Sharing Jesus tends to happen incredibly organically as befriending people seems to lead to natural conversation and once it’s revealed I’m training for ministry, conversation turns to faith and whether they believe and so on.
It’s a real joy to chat with someone you’ve just met and offer prayer and have them trust you with things going on in their lives.”
Sally shares her home with her beautiful dog, Max, and loves to do craft and generally make the place look more colourful:
“Most people know Max and stop to stroke him. I am community building in my road. Yesterday I held a cake morning in the old folks’ building opposite. It was fabulous! We had some of the local families come in with their kids, which the older folks LOVED. Today I’ve been delivering cake to the housebound people who couldn’t attend.
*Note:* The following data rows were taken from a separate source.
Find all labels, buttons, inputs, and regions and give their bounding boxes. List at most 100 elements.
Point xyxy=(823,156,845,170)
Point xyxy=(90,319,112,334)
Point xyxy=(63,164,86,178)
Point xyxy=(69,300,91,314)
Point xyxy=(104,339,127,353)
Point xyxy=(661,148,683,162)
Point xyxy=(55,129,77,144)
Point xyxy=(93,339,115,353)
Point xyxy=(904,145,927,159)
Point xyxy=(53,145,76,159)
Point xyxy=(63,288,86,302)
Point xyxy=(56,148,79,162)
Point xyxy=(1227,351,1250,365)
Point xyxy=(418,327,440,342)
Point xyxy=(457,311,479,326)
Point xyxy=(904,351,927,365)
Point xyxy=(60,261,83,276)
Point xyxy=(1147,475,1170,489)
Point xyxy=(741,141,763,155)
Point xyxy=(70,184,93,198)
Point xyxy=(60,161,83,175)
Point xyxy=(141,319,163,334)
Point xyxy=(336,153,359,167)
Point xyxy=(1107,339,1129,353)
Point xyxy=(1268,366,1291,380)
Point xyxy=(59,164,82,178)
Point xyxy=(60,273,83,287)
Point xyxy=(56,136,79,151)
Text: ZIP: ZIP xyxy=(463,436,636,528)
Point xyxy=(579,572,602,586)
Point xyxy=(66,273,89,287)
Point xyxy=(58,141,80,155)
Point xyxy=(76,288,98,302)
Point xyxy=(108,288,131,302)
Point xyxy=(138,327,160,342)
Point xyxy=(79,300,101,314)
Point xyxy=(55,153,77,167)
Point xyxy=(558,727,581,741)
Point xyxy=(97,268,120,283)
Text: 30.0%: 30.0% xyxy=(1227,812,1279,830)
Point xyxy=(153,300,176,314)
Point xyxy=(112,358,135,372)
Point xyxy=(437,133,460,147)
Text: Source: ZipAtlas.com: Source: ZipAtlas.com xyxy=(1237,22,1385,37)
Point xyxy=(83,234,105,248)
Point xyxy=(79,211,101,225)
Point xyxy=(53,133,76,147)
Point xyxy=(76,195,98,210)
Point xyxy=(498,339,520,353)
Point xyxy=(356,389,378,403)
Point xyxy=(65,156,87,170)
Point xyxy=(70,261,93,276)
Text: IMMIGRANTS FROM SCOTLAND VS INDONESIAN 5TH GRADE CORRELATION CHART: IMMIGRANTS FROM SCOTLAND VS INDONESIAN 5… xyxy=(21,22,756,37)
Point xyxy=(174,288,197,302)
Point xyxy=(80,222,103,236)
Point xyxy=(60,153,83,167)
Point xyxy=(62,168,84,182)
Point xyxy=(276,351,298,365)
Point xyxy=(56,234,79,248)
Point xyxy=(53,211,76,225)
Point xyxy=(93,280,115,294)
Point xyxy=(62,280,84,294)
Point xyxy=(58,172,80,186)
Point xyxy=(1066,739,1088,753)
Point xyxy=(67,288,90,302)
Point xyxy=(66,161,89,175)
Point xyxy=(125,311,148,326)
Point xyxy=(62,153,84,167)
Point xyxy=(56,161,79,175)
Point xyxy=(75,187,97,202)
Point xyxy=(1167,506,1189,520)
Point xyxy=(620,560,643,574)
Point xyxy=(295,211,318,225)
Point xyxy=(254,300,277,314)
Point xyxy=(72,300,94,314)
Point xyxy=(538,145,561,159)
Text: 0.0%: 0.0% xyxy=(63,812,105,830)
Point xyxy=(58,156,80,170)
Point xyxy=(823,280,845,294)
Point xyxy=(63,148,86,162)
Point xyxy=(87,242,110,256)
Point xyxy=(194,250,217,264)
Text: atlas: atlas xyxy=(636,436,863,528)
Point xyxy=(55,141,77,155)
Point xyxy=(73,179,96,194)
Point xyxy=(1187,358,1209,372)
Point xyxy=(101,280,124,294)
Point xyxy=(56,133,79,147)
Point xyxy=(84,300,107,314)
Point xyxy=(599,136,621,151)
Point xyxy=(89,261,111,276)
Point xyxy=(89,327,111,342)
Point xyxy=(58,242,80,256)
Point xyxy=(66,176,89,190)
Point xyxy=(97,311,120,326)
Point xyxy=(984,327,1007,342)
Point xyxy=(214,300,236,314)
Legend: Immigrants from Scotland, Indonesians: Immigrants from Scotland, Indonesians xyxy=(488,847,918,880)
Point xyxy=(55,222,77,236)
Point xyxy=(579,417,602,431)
Still got a freezer full left!
I guess I accept people, I listen to them and their stories and needs, I try to care for them and offer support and practical help, I offer to pray with/ for them.
I suppose I am an evangelist with a very pastoral heart. I don’t preach, or tell people what to do, but I do talk about Jesus’ love for them when it feels right to do so.”
Emily is a vegetarian, with dodgy eyesight, two house bunnies and a beloved pet tortoise. She loves to take the kids to the seaside before school for breakfast:
“This evening we have the neighbours coming round for dinner. We will likely include saying grace, and conversation may well include that we have been up early and praying, or what we did at the weekend, and include church…. But equally, it may just include letting them feel loved, offering to pray about any situation that arises, and letting them know we love our neighbours.
I think reading Gods word is key, and I particularly love the Message paraphrase of the Bible as a delicious easy way to dip your toe in.
I try to keep a copy Bible in my bag, use it, highlight it, and I may quote a verse or read some out after conversation about faith / my cross tattoo / my view of life.
My favourite verses are Romans 12 v 1-2 in the Message. People are often shocked when they hear such everyday language being referred to as the Bible!
I tell them that the Bible was written for everyday people, and shouldn’t be so full of ‘thee’ and ‘thou’ that it becomes a hurdle to hearing the gist of what God is sharing …
If they seem interested I say they can have my Bible.
I’ll put a wee kind note in the front and maybe suggest a good book to start on, and how to use it.
I often suggest things like “I’ll tell you what, why don’t you try secretly praying for two weeks and just see what happens?” and let God do the rest…”
Graeme is a youth worker and rugby fan, who honestly recognises the struggle of being around church all the time and how sometimes sharing faith is in the small things:
“Mission…Right now in my life it looks like stopping to chat to a homeless man from church who never remembers who I am.
It looks like trying be a positive presence in my rugby club, encouraging rather than berating.
It looks like having friends round for board games.
It looks like picking a piece of litter up in the street.
It looks like coffee with a friend who’s having a rubbish time at work.
Most of the time I struggle with working out when to speak and when to be silent, when to be Jesus and when to mention his name too. And not being in a constant rush, so that I can see and respond to the opportunities rather than beat myself up about missing them afterwards!”